Cannabis Industry Jobs On The Rise Prompted By Mass Resignations In Retail And Restaurant Sectors

Marijuana jobs are becoming a refuge for retail and restaurant workers, The Washington Post reported last week. Millions of people across the US are quitting their jobs in what The Hill called the "Great Resignation," fueled by COVID-19 pandemic stresses.

Cannabis Industry: Refuge For Under-Paid And Under-Appreciated Retail Workers 

“Marijuana dispensaries and cultivation facilities became an early refuge for retail and restaurant workers who had been furloughed or laid off,” per The Washington Post.

“It is so rare to have an opportunity to shape an industry from its inception,” said David Cooper, an analyst for the Economic Policy Institute, who was quoted in the Washington Post.

“There is an urgency to establish guardrails now, for well-paying, middle-class jobs, before cannabis is legalized federally and really takes off. Otherwise, these jobs could quickly start to look like existing retail and agriculture jobs, which are oftentimes the worst jobs in the economy.”

According to a 2021 Cannabis Jobs Report prepared by Bruce Barcott, Beau Whitney and Janessa Bailey for Leafly, legal cannabis now supports 321,000 full-time American jobs.

More Than 77,000 Jobs Added in 2020 Alone

Federal prohibition prevents the US Department of Labor from counting state-legal marijuana jobs. Thus, since 2019, Leafly’s news and data teams have filled that gap with a yearly analysis of employment in the legal cannabis sector in partnership with Whitney Economics, a leading consulting firm that specializes in cannabis economics.

“In real numbers, the cannabis job growth in 2020 represents a doubling of the previous year’s US job growth.

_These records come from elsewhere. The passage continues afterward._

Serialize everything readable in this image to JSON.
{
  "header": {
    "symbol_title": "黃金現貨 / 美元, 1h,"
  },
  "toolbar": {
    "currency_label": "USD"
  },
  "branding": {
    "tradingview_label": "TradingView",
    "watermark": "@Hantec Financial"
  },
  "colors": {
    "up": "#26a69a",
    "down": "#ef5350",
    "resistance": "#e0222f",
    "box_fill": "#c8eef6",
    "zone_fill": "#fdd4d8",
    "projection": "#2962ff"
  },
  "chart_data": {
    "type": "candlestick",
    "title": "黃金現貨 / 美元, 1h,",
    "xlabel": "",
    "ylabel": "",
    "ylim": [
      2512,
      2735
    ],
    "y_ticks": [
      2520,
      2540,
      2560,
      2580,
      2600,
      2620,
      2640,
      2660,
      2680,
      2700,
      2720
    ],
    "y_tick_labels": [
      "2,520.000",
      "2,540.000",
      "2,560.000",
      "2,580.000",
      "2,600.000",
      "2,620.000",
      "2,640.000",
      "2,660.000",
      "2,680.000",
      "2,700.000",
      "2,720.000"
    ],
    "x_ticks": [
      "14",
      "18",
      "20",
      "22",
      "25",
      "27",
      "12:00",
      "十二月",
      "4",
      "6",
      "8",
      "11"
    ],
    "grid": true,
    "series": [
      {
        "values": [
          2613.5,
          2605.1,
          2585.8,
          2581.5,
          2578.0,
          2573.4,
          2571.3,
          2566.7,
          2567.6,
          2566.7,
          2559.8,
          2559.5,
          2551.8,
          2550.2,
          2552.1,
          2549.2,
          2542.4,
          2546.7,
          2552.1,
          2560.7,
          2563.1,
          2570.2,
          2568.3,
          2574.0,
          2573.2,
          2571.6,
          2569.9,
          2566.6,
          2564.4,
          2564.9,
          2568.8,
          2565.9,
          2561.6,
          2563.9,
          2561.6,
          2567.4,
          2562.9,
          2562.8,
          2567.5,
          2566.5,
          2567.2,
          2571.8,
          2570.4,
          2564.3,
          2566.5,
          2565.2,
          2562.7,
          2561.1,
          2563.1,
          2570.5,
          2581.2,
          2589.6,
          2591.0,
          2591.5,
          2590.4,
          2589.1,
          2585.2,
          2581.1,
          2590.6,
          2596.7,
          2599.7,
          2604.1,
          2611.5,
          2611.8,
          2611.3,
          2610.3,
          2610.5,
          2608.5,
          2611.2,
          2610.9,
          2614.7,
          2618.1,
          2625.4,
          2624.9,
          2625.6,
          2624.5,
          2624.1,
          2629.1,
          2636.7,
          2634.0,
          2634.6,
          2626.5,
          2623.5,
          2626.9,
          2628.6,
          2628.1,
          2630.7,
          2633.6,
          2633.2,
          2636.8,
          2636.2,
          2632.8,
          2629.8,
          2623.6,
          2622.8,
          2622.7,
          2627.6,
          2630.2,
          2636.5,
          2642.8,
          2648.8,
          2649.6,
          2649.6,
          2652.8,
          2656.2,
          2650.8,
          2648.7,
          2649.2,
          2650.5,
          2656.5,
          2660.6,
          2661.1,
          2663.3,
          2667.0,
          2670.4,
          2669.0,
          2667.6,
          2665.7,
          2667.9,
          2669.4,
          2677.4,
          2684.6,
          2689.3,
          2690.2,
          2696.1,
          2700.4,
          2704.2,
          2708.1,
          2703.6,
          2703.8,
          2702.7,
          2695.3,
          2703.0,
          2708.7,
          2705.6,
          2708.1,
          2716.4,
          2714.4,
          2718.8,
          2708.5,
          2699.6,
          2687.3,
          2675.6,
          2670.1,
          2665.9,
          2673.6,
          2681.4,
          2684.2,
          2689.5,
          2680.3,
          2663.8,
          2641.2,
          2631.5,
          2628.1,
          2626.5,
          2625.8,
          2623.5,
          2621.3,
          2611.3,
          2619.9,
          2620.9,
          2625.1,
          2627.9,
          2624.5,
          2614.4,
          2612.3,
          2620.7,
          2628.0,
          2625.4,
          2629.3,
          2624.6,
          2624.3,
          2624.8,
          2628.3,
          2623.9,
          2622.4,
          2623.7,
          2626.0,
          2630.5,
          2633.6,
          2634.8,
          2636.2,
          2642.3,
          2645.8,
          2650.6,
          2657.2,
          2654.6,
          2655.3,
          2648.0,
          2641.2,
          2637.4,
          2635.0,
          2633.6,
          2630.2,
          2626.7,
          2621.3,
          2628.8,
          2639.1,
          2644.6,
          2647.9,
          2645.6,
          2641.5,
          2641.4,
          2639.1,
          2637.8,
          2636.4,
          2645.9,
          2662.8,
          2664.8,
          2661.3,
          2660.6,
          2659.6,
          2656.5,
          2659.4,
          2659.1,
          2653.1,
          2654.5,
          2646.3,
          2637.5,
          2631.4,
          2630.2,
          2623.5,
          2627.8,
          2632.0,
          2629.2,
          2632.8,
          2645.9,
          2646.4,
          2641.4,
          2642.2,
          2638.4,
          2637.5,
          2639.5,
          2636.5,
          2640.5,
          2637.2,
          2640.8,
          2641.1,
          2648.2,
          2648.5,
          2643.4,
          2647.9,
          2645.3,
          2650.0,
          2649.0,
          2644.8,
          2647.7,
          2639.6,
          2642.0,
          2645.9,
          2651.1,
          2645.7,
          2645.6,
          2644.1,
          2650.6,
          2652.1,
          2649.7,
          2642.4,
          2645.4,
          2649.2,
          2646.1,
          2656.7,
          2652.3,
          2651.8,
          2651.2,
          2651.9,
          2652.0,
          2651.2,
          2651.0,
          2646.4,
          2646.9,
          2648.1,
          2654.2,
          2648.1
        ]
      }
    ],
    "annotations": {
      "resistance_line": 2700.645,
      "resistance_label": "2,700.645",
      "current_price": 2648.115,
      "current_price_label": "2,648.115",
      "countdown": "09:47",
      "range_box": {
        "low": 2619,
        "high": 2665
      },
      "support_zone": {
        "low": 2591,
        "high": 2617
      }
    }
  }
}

In 2019, the cannabis industry added 33,700 new US jobs for a total of 243,700” stated the report.

Despite the pandemic, the legal cannabis industry added 77,300 full-time jobs in the United States in 2020.

"That represents 32% year-over-year job growth, an astonishing figure in the worst year for US economic growth since World War II” explained the researchers in the report.

According to the report, in the United States, there are more legal cannabis workers than electrical engineers, EMTs, paramedics and dentists.

California remains the nation’s leading cannabis employer, with 57,970 full-time equivalent jobs, followed by Colorado with 35,539 jobs.

Florida’s medical marijuana industry employs an estimated 31,444 state residents —exceeding adult-use in states like Washington (19,873 jobs) and Oregon (17,981).

In California, nearly 60,000 people work in the industry. The job market grew 23,3% in 2020.

In Florida, there was a 15% increase in the number of jobs in 2020. Michigan added around 9,000 new jobs, while Illinois added over 8,000, followed by Pennsylvania with 7,180, Oklahoma's 6,237 and Arizona with 5,648.

Racial and Gender Disparities Persist

The report also revealed that troubling racial and gender disparities remain amidst the explosive job growth in the cannabis industry.

For example, in Illinois, not a single minority-owned business is a finalist for one of the 75 new cannabis store licenses expected to be issued in 2021.

In Massachusetts, only three of the more than 260 retail cannabis stores (1%) currently operating are Black-owned businesses and only seven are owned or co-owned by women, per the report.